While most people can relate to feeling uncomfortable when someone scrapes their nails down a chalkboard, those suffering from misophonia can have an equally intense reaction to sounds like slurping, snoring, breathing, and chewing.
A recent survey suggests misophonia is more prevalent than previously thought, and research from Europe suggests this condition shares genes with anxiety, depression, and PTSD.
University of Amsterdam psychiatrist Dirk Smit and colleagues analyzed the genetic data from the Psychiatric Genomics Consortium, UK Biobank, and 23andMe databases and found people who self-identified as having misophonia were more likely to have genes associated with psychiatric disorders as well as tinnitus.
Patients with tinnitus – a persistent, shrill ringing in the ears – are also more likely to have psychological symptoms of depression and anxiety.
“There was also an overlap with PTSD genetics,” Smit told Eric W. Dolan at PsyPost. “This means that genes that give a sensitivity to PTSD also increase the likelihood for misophonia, and that could point to a shared neurobiological system that affects both. And that could suggest that treatment techniques used for PTSD could also be used for misophonia.”
This doesn’t mean misophonia and these other conditions necessarily have shared mechanisms, only that some of the genetic risk factors may be similar.
Previous research found people who experience misophonia are more likely to internalize their distress. Smit and team’s research, published last year, also backed this up, showing strong links with personality traits such as worry, guilt, loneliness, and neuroticism.
Responses to a triggering sound can range from irritation and anger to distress that interferes with everyday life.
“It has been argued… that misophonia is based on the feelings of guilt about the evoked irritation and anger rather than behavioral expressions of anger itself that causes the distress,” explains Smit and team.
People with Autism Spectrum Disorder (ASD) were less likely to experience misophonia.
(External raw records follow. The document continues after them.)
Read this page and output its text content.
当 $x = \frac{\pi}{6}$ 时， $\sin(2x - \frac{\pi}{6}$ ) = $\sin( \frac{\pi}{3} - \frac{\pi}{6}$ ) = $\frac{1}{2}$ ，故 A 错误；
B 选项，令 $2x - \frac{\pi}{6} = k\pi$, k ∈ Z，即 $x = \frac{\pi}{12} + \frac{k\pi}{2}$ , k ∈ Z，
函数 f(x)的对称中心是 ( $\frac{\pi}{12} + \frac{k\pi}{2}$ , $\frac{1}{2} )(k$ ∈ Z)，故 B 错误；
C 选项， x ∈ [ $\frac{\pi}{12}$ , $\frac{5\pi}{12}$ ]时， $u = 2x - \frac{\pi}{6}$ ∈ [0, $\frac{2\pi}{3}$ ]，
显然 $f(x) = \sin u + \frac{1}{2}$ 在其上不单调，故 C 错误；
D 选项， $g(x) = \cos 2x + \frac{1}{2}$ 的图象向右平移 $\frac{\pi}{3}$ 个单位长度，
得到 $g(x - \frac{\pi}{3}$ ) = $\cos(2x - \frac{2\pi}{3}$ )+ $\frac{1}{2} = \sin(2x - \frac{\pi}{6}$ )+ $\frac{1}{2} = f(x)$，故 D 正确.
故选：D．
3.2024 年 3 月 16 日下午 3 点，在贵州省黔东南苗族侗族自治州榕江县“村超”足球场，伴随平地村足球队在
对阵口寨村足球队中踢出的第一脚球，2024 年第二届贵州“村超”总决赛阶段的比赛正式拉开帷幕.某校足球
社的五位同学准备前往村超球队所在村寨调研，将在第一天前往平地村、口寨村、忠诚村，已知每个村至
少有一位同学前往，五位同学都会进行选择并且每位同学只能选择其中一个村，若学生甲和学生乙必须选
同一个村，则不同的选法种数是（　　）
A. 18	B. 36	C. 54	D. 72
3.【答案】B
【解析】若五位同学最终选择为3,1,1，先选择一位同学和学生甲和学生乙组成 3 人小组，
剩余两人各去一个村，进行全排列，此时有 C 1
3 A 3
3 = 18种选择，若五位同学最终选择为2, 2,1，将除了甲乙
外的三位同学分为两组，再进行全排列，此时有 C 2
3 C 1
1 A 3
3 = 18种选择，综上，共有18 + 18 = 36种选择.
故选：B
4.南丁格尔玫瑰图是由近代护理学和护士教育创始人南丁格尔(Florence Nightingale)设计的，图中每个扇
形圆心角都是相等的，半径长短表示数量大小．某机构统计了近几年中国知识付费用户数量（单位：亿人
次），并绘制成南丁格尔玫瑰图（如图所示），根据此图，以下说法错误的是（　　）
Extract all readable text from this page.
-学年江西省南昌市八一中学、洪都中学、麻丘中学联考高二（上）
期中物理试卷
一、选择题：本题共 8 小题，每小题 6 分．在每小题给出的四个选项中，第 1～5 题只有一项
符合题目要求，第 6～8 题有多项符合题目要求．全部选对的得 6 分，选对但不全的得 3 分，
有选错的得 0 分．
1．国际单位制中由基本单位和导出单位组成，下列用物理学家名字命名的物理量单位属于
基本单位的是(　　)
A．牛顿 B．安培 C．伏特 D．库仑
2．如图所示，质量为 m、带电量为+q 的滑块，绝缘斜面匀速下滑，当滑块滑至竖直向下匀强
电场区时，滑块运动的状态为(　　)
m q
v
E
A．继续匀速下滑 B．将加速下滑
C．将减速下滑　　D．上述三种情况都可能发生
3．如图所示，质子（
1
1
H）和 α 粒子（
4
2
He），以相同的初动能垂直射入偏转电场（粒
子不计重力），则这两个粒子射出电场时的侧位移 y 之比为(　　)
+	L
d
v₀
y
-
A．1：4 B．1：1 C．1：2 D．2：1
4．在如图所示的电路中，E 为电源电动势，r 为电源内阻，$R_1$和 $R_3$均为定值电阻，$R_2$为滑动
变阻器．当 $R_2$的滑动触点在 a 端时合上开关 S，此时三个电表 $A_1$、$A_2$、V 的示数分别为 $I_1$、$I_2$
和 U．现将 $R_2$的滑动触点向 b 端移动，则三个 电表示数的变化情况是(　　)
This was unexpected as those with ASD have a decreased tolerance to sounds.
“Our results suggest that misophonia and ASD are relatively independent disorders with regard to genomic variation,” the researchers write in their paper. “It raises the possibility that other forms of misophonia exist, one that is mostly driven by conditioning of anger or other negative emotionality to specific trigger sounds moderated by personality traits.”
Smit and colleagues caution their data was mostly European so the same links may not show up in different populations. What’s more, misophonia was not medically diagnosed in their data samples, only self-reported which may also skew the results.
But their study also provides clues for where further research could focus to find the biological mechanism behind misophonia.
This research was published in Frontiers in Neuroscience.